J’ai pris une position très claire. Je l’ai fait lors de mon dernier discours au Congrès. En effet, non seulement j’ai condamné les actes terroristes du Hamas [qui a tué 1 200 personnes dans le sud d’Israël lors d’un massacre brutal le 7 octobre], mais j’ai également exprimé ma solidarité avec Israël. Surtout, j’ai exprimé avec force mon soutien au droit légitime d’Israël à se défendre. Et je ne me suis pas arrêté là ; j’ai envoyé une proposition en ce sens au Congrès, j’ai réussi à obtenir l’accord des présidents des blocs et nous avons obtenu un consensus clair. Le lendemain, nous avons envoyé une proposition demandant au gouvernement d’enquêter sur le Hamas et de le classer comme groupe terroriste.
Inclure le Hamas dans la liste argentine des groupes terroristes…
Exactement. En effet, cette déclaration a été couronnée de succès car, le lendemain, le G7 a publié une déclaration similaire à celle que nous avions faite. Nous sommes fiers d’avoir évalué avec justesse la situation sur la scène internationale.
Si vous deveniez président, que feriez-vous pour tenter de libérer les Israélo-Argentins retenus prisonniers par le Hamas à Gaza ?
Il faut exiger la récupération de tous les otages israéliens, et pas seulement des Argentins. Dans la déclaration que nous avons rédigée, nous avons également utilisé un terme très spécifique appelé « trêve de bien-être », qui ne nécessite même pas un cessez-le-feu, mais qui ouvre une voie par laquelle les gens peuvent être secourus. Elle permet de libérer des personnes. Nous y travaillons.
Seriez-vous prêt à transférer l’ambassade d’Israël de Tel-Aviv à Jérusalem ?
Oui, bien sûr. Je me fiche d’être critiqué par les dirigeants du monde entier. Je crois sincèrement que c’est la bonne chose à faire.
Vous convertiriez-vous au judaïsme pendant ou après votre carrière politique ? Ce n’est pas facile.
C’est très difficile parce que je ne pourrais pas respecter tous les préceptes en raison des exigences que j’aurais en tant que président. Vous savez, si vous êtes converti, vous devez respecter tous les préceptes de la religion juive. J’étais récemment à New York et j’ai même eu le privilège de visiter le bureau de [feu] le Rabbi de Loubavitch [Menachem Mendel Schneerson]… Le fait est que j’envisagerais peut-être de me convertir une fois ma carrière politique terminée.
La dollarisation est l’un de vos principaux objectifs déclarés. Allez-vous dollariser l’ensemble de l’économie d’ici un an ?
Nous pensons que l’économie pourrait être dollarisée d’ici un an, oui.
Les critiques que vous avez reçues, le fait d’être traité de fou, de bizarre ou même de nazi – sans raison valable – vous ont-ils fait douter de vous ?

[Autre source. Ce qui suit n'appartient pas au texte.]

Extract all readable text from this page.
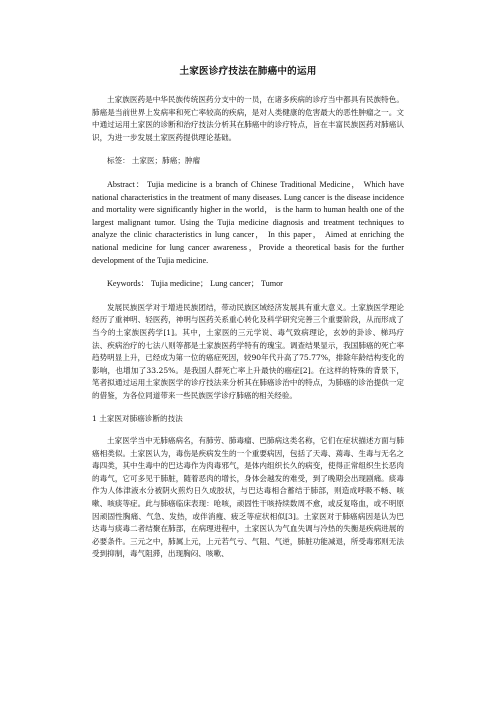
土家医诊疗技法在肺癌中的运用

土家族医药是中华民族传统医药分支中的一员，在诸多疾病的诊疗当中都具有民族特色。肺癌是当前世界上发病率和死亡率较高的疾病，是对人类健康的危害最大的恶性肿瘤之一。文中通过运用土家医的诊断和治疗技法分析其在肺癌中的诊疗特点，旨在丰富民族医药对肺癌认识，为进一步发展土家医药提供理论基础。

标签： 土家医；肺癌；肿瘤

Abstract： Tujia medicine is a branch of Chinese Traditional Medicine， Which have national characteristics in the treatment of many diseases. Lung cancer is the disease incidence and mortality were significantly higher in the world， is the harm to human health one of the largest malignant tumor. Using the Tujia medicine diagnosis and treatment techniques to analyze the clinic characteristics in lung cancer， In this paper， Aimed at enriching the national medicine for lung cancer awareness，Provide a theoretical basis for the further development of the Tujia medicine.

Keywords： Tujia medicine； Lung cancer； Tumor

发展民族医学对于增进民族团结，带动民族区域经济发展具有重大意义。土家族医学理论经历了重神明、轻医药，神明与医药关系重心转化及科学研究完善三个重要阶段，从而形成了当今的土家族医药学[1]。其中，土家医的三元学说、毒气致病理论，玄妙的卦诊、梯玛疗法、疾病治疗的七法八则等都是土家族医药学特有的瑰宝。调查结果显示，我国肺癌的死亡率趋势明显上升，已经成为第一位的癌症死因，较90年代升高了75.77%，排除年龄结构变化的影响，也增加了33.25%。是我国人群死亡率上升最快的癌症[2]。在这样的特殊的背景下，笔者拟通过运用土家族医学的诊疗技法来分析其在肺癌诊治中的特点，为肺癌的诊治提供一定的借鉴，为各位同道带来一些民族医学诊疗肺癌的相关经验。

1 土家医对肺癌诊断的技法

土家医学当中无肺癌病名，有肺劳、肺毒瘤、巴肺病这类名称，它们在症状描述方面与肺癌相类似。土家医认为，毒伤是疾病发生的一个重要病因，包括了天毒、蔫毒、生毒与无名之毒四类，其中生毒中的巴达毒作为肉毒邪气，是体内组织长久的病变，使得正常组织生长恶肉的毒气，它可多见于肺脏，随着恶肉的增长，身体会越发的难受，到了晚期会出现剧痛。痰毒作为人体津液水分被阴火煎灼日久成胶状，与巴达毒相合蓄结于肺部，则造成呼吸不畅、咳嗽、咳痰等症。此与肺癌临床表现：呛咳，顽固性干咳持续数周不愈，或反复咯血，或不明原因顽固性胸痛、气急、发热，或伴消瘦、疲乏等症状相似[3]。土家医对于肺癌病因是认为巴达毒与痰毒二者结聚在肺部，在病理进程中，土家医认为气血失调与冷热的失衡是疾病进展的必要条件。三元之中，肺属上元，上元若气亏、气阻、气逆，肺脏功能减退，所受毒邪则无法受到抑制，毒气阻滞，出现胸闷、咳嗽、
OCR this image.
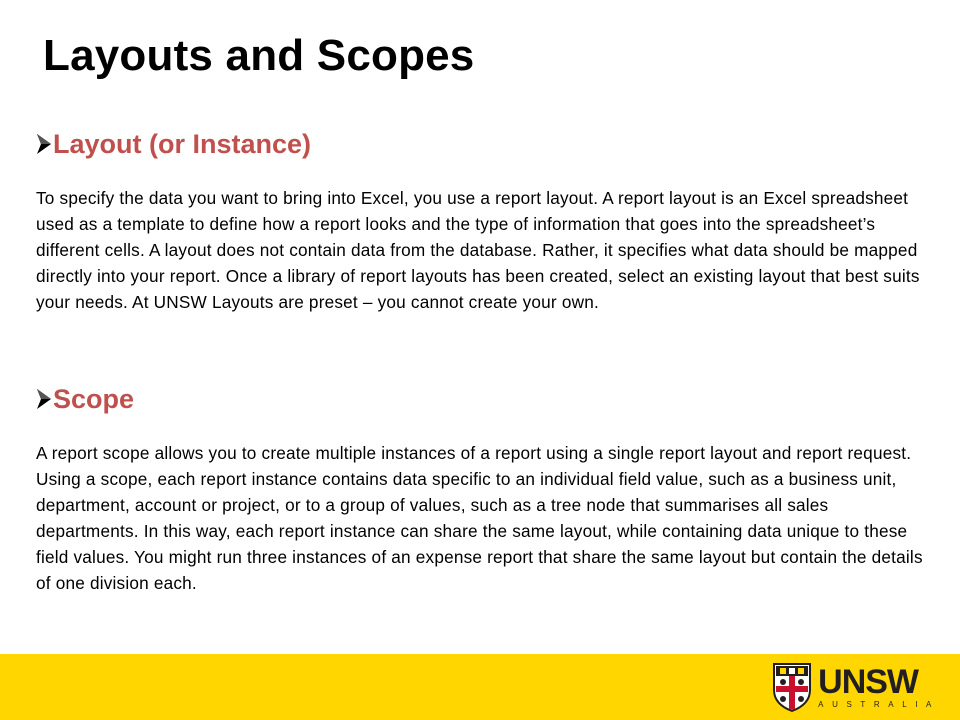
Layouts and Scopes
Layout (or Instance)

To specify the data you want to bring into Excel, you use a report layout. A report layout is an Excel spreadsheet used as a template to define how a report looks and the type of information that goes into the spreadsheet’s different cells. A layout does not contain data from the database. Rather, it specifies what data should be mapped directly into your report. Once a library of report layouts has been created, select an existing layout that best suits your needs. At UNSW Layouts are preset – you cannot create your own.

Scope

A report scope allows you to create multiple instances of a report using a single report layout and report request. Using a scope, each report instance contains data specific to an individual field value, such as a business unit, department, account or project, or to a group of values, such as a tree node that summarises all sales departments. In this way, each report instance can share the same layout, while containing data unique to these field values. You might run three instances of an expense report that share the same layout but contain the details of one division each.

UNSW
AUSTRALIA
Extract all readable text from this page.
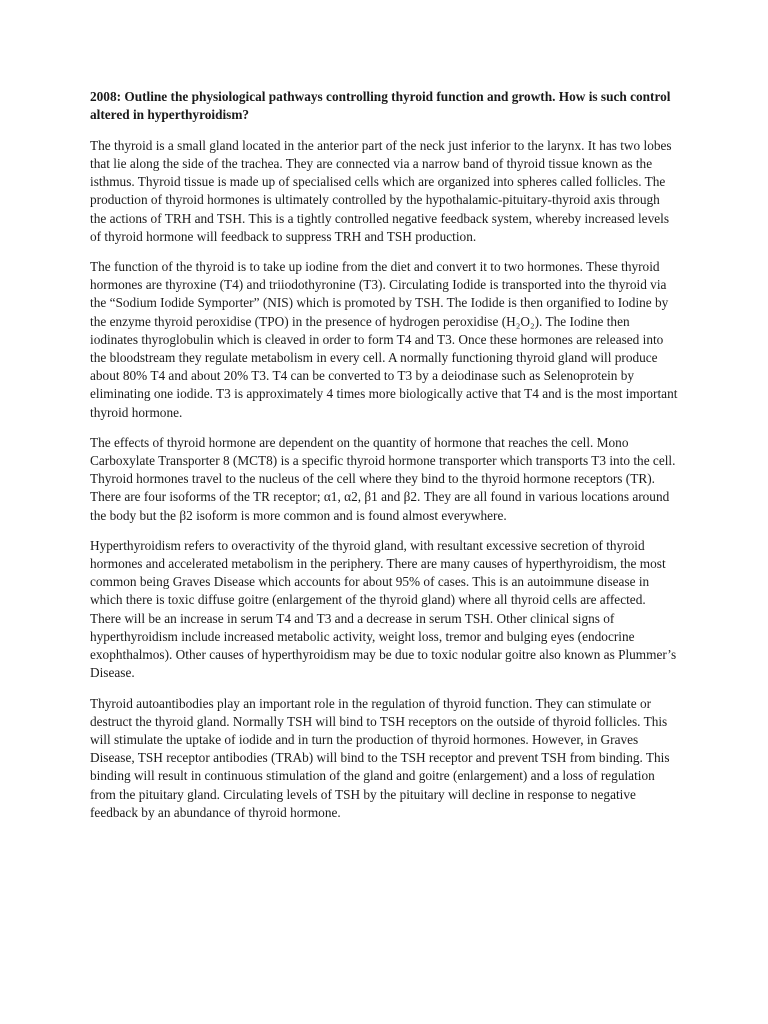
2008: Outline the physiological pathways controlling thyroid function and growth. How is such control altered in hyperthyroidism?

The thyroid is a small gland located in the anterior part of the neck just inferior to the larynx. It has two lobes that lie along the side of the trachea. They are connected via a narrow band of thyroid tissue known as the isthmus. Thyroid tissue is made up of specialised cells which are organized into spheres called follicles. The production of thyroid hormones is ultimately controlled by the hypothalamic-pituitary-thyroid axis through the actions of TRH and TSH. This is a tightly controlled negative feedback system, whereby increased levels of thyroid hormone will feedback to suppress TRH and TSH production.

The function of the thyroid is to take up iodine from the diet and convert it to two hormones. These thyroid hormones are thyroxine (T4) and triiodothyronine (T3). Circulating Iodide is transported into the thyroid via the “Sodium Iodide Symporter” (NIS) which is promoted by TSH. The Iodide is then organified to Iodine by the enzyme thyroid peroxidise (TPO) in the presence of hydrogen peroxidise (H₂O₂). The Iodine then iodinates thyroglobulin which is cleaved in order to form T4 and T3. Once these hormones are released into the bloodstream they regulate metabolism in every cell. A normally functioning thyroid gland will produce about 80% T4 and about 20% T3. T4 can be converted to T3 by a deiodinase such as Selenoprotein by eliminating one iodide. T3 is approximately 4 times more biologically active that T4 and is the most important thyroid hormone.

The effects of thyroid hormone are dependent on the quantity of hormone that reaches the cell. Mono Carboxylate Transporter 8 (MCT8) is a specific thyroid hormone transporter which transports T3 into the cell. Thyroid hormones travel to the nucleus of the cell where they bind to the thyroid hormone receptors (TR). There are four isoforms of the TR receptor; α1, α2, β1 and β2. They are all found in various locations around the body but the β2 isoform is more common and is found almost everywhere.

Hyperthyroidism refers to overactivity of the thyroid gland, with resultant excessive secretion of thyroid hormones and accelerated metabolism in the periphery. There are many causes of hyperthyroidism, the most common being Graves Disease which accounts for about 95% of cases. This is an autoimmune disease in which there is toxic diffuse goitre (enlargement of the thyroid gland) where all thyroid cells are affected. There will be an increase in serum T4 and T3 and a decrease in serum TSH. Other clinical signs of hyperthyroidism include increased metabolic activity, weight loss, tremor and bulging eyes (endocrine exophthalmos). Other causes of hyperthyroidism may be due to toxic nodular goitre also known as Plummer’s Disease.

Thyroid autoantibodies play an important role in the regulation of thyroid function. They can stimulate or destruct the thyroid gland. Normally TSH will bind to TSH receptors on the outside of thyroid follicles. This will stimulate the uptake of iodide and in turn the production of thyroid hormones. However, in Graves Disease, TSH receptor antibodies (TRAb) will bind to the TSH receptor and prevent TSH from binding. This binding will result in continuous stimulation of the gland and goitre (enlargement) and a loss of regulation from the pituitary gland. Circulating levels of TSH by the pituitary will decline in response to negative feedback by an abundance of thyroid hormone.
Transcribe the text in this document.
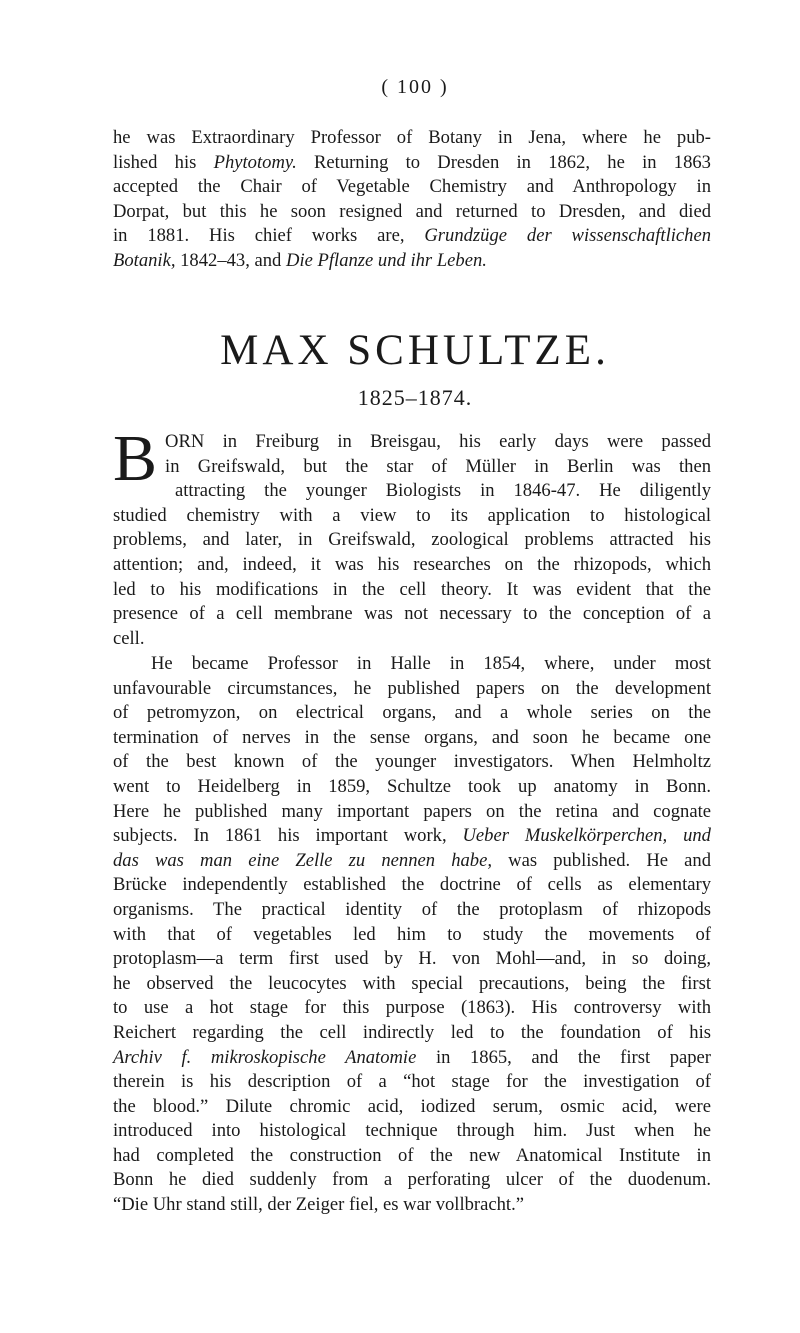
( 100 )
he was Extraordinary Professor of Botany in Jena, where he pub-
lished his Phytotomy. Returning to Dresden in 1862, he in 1863
accepted the Chair of Vegetable Chemistry and Anthropology in
Dorpat, but this he soon resigned and returned to Dresden, and died
in 1881. His chief works are, Grundzüge der wissenschaftlichen
Botanik, 1842–43, and Die Pflanze und ihr Leben.
MAX SCHULTZE.
1825–1874.
B ORN in Freiburg in Breisgau, his early days were passed
in Greifswald, but the star of Müller in Berlin was then
attracting the younger Biologists in 1846-47. He diligently
studied chemistry with a view to its application to histological
problems, and later, in Greifswald, zoological problems attracted his
attention; and, indeed, it was his researches on the rhizopods, which
led to his modifications in the cell theory. It was evident that the
presence of a cell membrane was not necessary to the conception of a
cell.
He became Professor in Halle in 1854, where, under most
unfavourable circumstances, he published papers on the development
of petromyzon, on electrical organs, and a whole series on the
termination of nerves in the sense organs, and soon he became one
of the best known of the younger investigators. When Helmholtz
went to Heidelberg in 1859, Schultze took up anatomy in Bonn.
Here he published many important papers on the retina and cognate
subjects. In 1861 his important work, Ueber Muskelkörperchen, und
das was man eine Zelle zu nennen habe, was published. He and
Brücke independently established the doctrine of cells as elementary
organisms. The practical identity of the protoplasm of rhizopods
with that of vegetables led him to study the movements of
protoplasm—a term first used by H. von Mohl—and, in so doing,
he observed the leucocytes with special precautions, being the first
to use a hot stage for this purpose (1863). His controversy with
Reichert regarding the cell indirectly led to the foundation of his
Archiv f. mikroskopische Anatomie in 1865, and the first paper
therein is his description of a “hot stage for the investigation of
the blood.” Dilute chromic acid, iodized serum, osmic acid, were
introduced into histological technique through him. Just when he
had completed the construction of the new Anatomical Institute in
Bonn he died suddenly from a perforating ulcer of the duodenum.
“Die Uhr stand still, der Zeiger fiel, es war vollbracht.”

Non. Parce qu’aucune de ces critiques n’est plus dure que ma propre autocritique, puisque je vis dans un processus constant d’autocritique.
Je vous remercie. Churchill disait qu’un bon homme d’État n’est pas celui qui pense aux prochaines élections, mais aux prochaines générations.
Eh bien, nous avons présenté un plan de gouvernement qui s’étend sur 35 à 45 ans.
Souhaitons le meilleur pour le pays, quoi qu’il arrive.
Nous ne manquerons pas d’y travailler.